Devi Lockwood a passé cinq ans à parcourir le monde entier parler aux changements qu'ils voyaient dans leur eau et leurs climats locaux. Voici certaines des histoires qu'elle a entendues.
Un peu plus de 10 000 personnes vivent à Tuvalu. Il y a des générations, les polynésiens ont navigué ici par les étoiles, appelant les sprinkles of terres dans le vaste bleu de la maison du Pacifique Sud. Avec 10 milles carrés de superficie totale, moins de cinq miles de routes et un seul hôpital sur l'île principale, Tuvalu est le quatrième pays du monde. Disney World est quatre fois plus grand dans la région. La capitale de Tuvalu, Funafuti, se trouve à environ 585 miles au sud de l'équateur.
Par quelques estimations, les Tuvaluans seront forcés, par rareté de l'eau et la hausse des niveaux de la mer, de migrer ailleurs au cours des 50 prochaines années. Cette masse exode se produit déjà. Les grands avant-postes de Tuvaluan existent à Fidji et en Nouvelle-Zélande.

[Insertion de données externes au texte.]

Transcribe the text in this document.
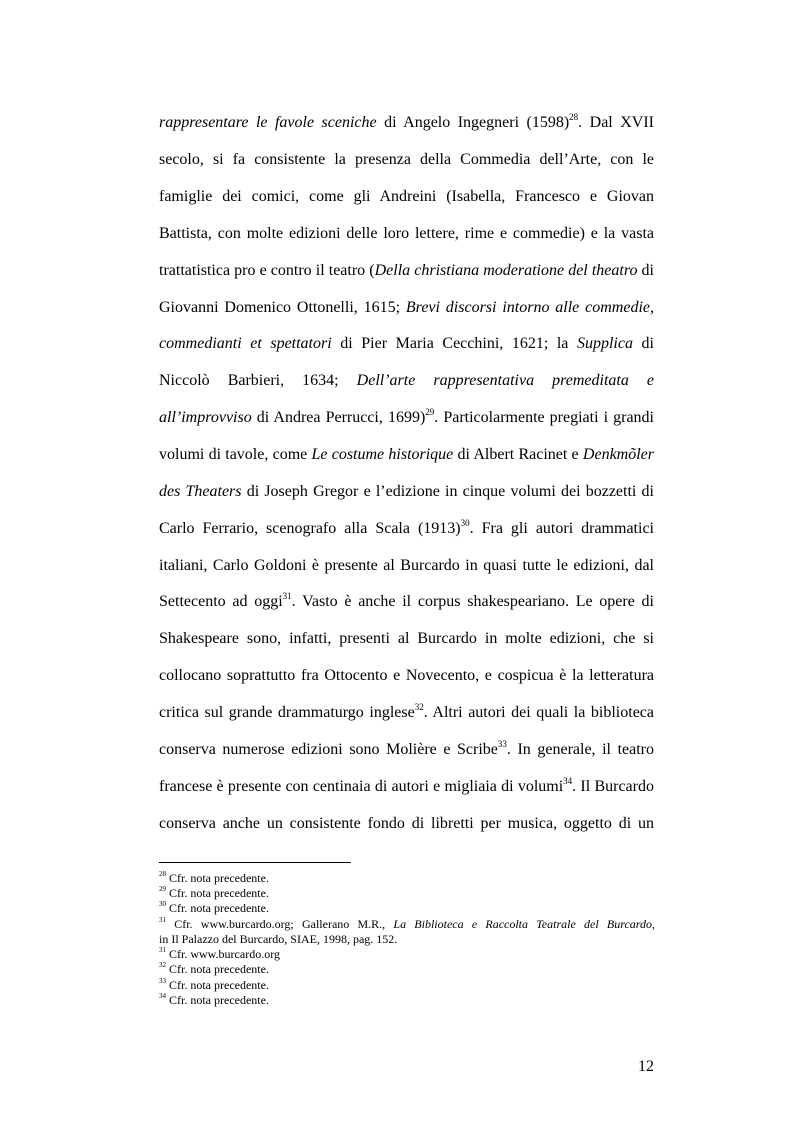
rappresentare le favole sceniche di Angelo Ingegneri $(1598)^{28}$. Dal XVII
secolo, si fa consistente la presenza della Commedia dell’Arte, con le
famiglie dei comici, come gli Andreini (Isabella, Francesco e Giovan
Battista, con molte edizioni delle loro lettere, rime e commedie) e la vasta
trattatistica pro e contro il teatro (Della christiana moderatione del theatro di
Giovanni Domenico Ottonelli, 1615; Brevi discorsi intorno alle commedie,
commedianti et spettatori di Pier Maria Cecchini, 1621; la Supplica di
Niccolò Barbieri, 1634; Dell’arte rappresentativa premeditata e
all’improvviso di Andrea Perrucci, 1699)$^{29}$. Particolarmente pregiati i grandi
volumi di tavole, come Le costume historique di Albert Racinet e Denkmõler
des Theaters di Joseph Gregor e l’edizione in cinque volumi dei bozzetti di
Carlo Ferrario, scenografo alla Scala $(1913)^{30}$. Fra gli autori drammatici
italiani, Carlo Goldoni è presente al Burcardo in quasi tutte le edizioni, dal
Settecento ad oggi$^{31}$. Vasto è anche il corpus shakespeariano. Le opere di
Shakespeare sono, infatti, presenti al Burcardo in molte edizioni, che si
collocano soprattutto fra Ottocento e Novecento, e cospicua è la letteratura
critica sul grande drammaturgo inglese$^{32}$. Altri autori dei quali la biblioteca
conserva numerose edizioni sono Molière e Scribe$^{33}$. In generale, il teatro
francese è presente con centinaia di autori e migliaia di volumi$^{34}$. Il Burcardo
conserva anche un consistente fondo di libretti per musica, oggetto di un
$^{28}$ Cfr. nota precedente.
$^{29}$ Cfr. nota precedente.
$^{30}$ Cfr. nota precedente.
$^{31}$ Cfr. www.burcardo.org; Gallerano M.R., La Biblioteca e Raccolta Teatrale del Burcardo,
in Il Palazzo del Burcardo, SIAE, 1998, pag. 152.
$^{31}$ Cfr. www.burcardo.org
$^{32}$ Cfr. nota precedente.
$^{33}$ Cfr. nota precedente.
$^{34}$ Cfr. nota precedente.
12
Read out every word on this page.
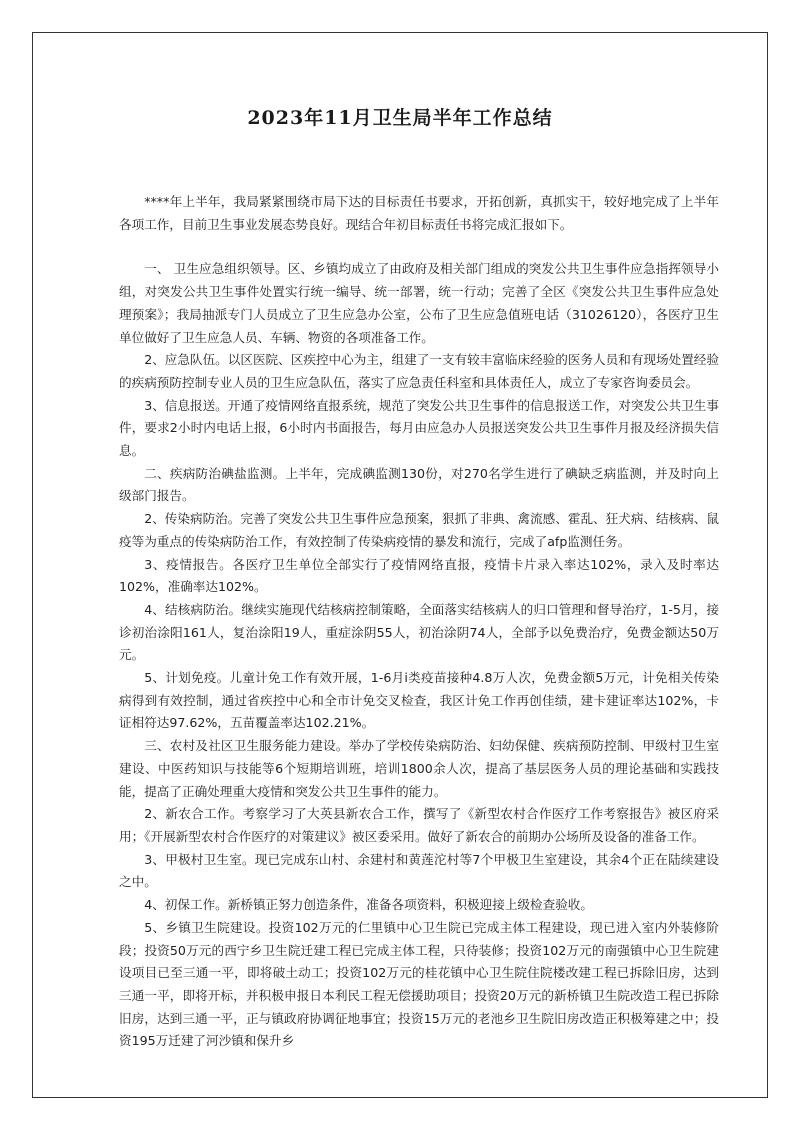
2023年11月卫生局半年工作总结

****年上半年，我局紧紧围绕市局下达的目标责任书要求，开拓创新，真抓实干，较好地完成了上半年各项工作，目前卫生事业发展态势良好。现结合年初目标责任书将完成汇报如下。

一、 卫生应急组织领导。区、乡镇均成立了由政府及相关部门组成的突发公共卫生事件应急指挥领导小组，对突发公共卫生事件处置实行统一编导、统一部署，统一行动；完善了全区《突发公共卫生事件应急处理预案》；我局抽派专门人员成立了卫生应急办公室，公布了卫生应急值班电话（31026120），各医疗卫生单位做好了卫生应急人员、车辆、物资的各项准备工作。

2、应急队伍。以区医院、区疾控中心为主，组建了一支有较丰富临床经验的医务人员和有现场处置经验的疾病预防控制专业人员的卫生应急队伍，落实了应急责任科室和具体责任人，成立了专家咨询委员会。

3、信息报送。开通了疫情网络直报系统，规范了突发公共卫生事件的信息报送工作，对突发公共卫生事件，要求2小时内电话上报，6小时内书面报告，每月由应急办人员报送突发公共卫生事件月报及经济损失信息。

二、疾病防治碘盐监测。上半年，完成碘监测130份，对270名学生进行了碘缺乏病监测，并及时向上级部门报告。

2、传染病防治。完善了突发公共卫生事件应急预案，狠抓了非典、禽流感、霍乱、狂犬病、结核病、鼠疫等为重点的传染病防治工作，有效控制了传染病疫情的暴发和流行，完成了afp监测任务。

3、疫情报告。各医疗卫生单位全部实行了疫情网络直报，疫情卡片录入率达102%，录入及时率达102%，准确率达102%。

4、结核病防治。继续实施现代结核病控制策略，全面落实结核病人的归口管理和督导治疗，1-5月，接诊初治涂阳161人，复治涂阳19人，重症涂阴55人，初治涂阴74人，全部予以免费治疗，免费金额达50万元。

5、计划免疫。儿童计免工作有效开展，1-6月i类疫苗接种4.8万人次，免费金额5万元，计免相关传染病得到有效控制，通过省疾控中心和全市计免交叉检查，我区计免工作再创佳绩，建卡建证率达102%，卡证相符达97.62%，五苗覆盖率达102.21%。

三、农村及社区卫生服务能力建设。举办了学校传染病防治、妇幼保健、疾病预防控制、甲级村卫生室建设、中医药知识与技能等6个短期培训班，培训1800余人次，提高了基层医务人员的理论基础和实践技能，提高了正确处理重大疫情和突发公共卫生事件的能力。

2、新农合工作。考察学习了大英县新农合工作，撰写了《新型农村合作医疗工作考察报告》被区府采用；《开展新型农村合作医疗的对策建议》被区委采用。做好了新农合的前期办公场所及设备的准备工作。

3、甲极村卫生室。现已完成东山村、余建村和黄莲沱村等7个甲极卫生室建设，其余4个正在陆续建设之中。

4、初保工作。新桥镇正努力创造条件，准备各项资料，积极迎接上级检查验收。

5、乡镇卫生院建设。投资102万元的仁里镇中心卫生院已完成主体工程建设，现已进入室内外装修阶段；投资50万元的西宁乡卫生院迁建工程已完成主体工程，只待装修；投资102万元的南强镇中心卫生院建设项目已至三通一平，即将破土动工；投资102万元的桂花镇中心卫生院住院楼改建工程已拆除旧房，达到三通一平，即将开标，并积极申报日本利民工程无偿援助项目；投资20万元的新桥镇卫生院改造工程已拆除旧房，达到三通一平，正与镇政府协调征地事宜；投资15万元的老池乡卫生院旧房改造正积极筹建之中；投资195万迁建了河沙镇和保升乡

Je suis venu à Tuvalu avec une question: qu'est-ce que cela signifie pour une nation entière de devenir inhabitable de ma vie?
Tauuala Katea, directeur du service météorologique de Tuvalu, assis dans son bureau près de l'aéroport et a incliné un moniteur pour me montrer une image d'une inondation récente lorsque l'eau bouillonne sous un champ de la piste. "C'est à quoi ressemble le changement climatique", m'a-t-il dit.
"En 2000, les Tuvaluans vivant dans les îles extérieures ont remarqué que leurs cultures taro et pulaka souffraient", a-t-il déclaré. "Les cultures racines semblaient pourries et la taille était plus petite et plus petite."
Ces deux agrafes amideuses de la cuisine de Tuvaluan sont cultivées dans des fosses creusées sous terre. Cet échec de la culture a été la première indication que quelque chose n'allait pas. Le coupable s'est avéré être une intrusion d'eau salée liée à la montée au niveau de la mer.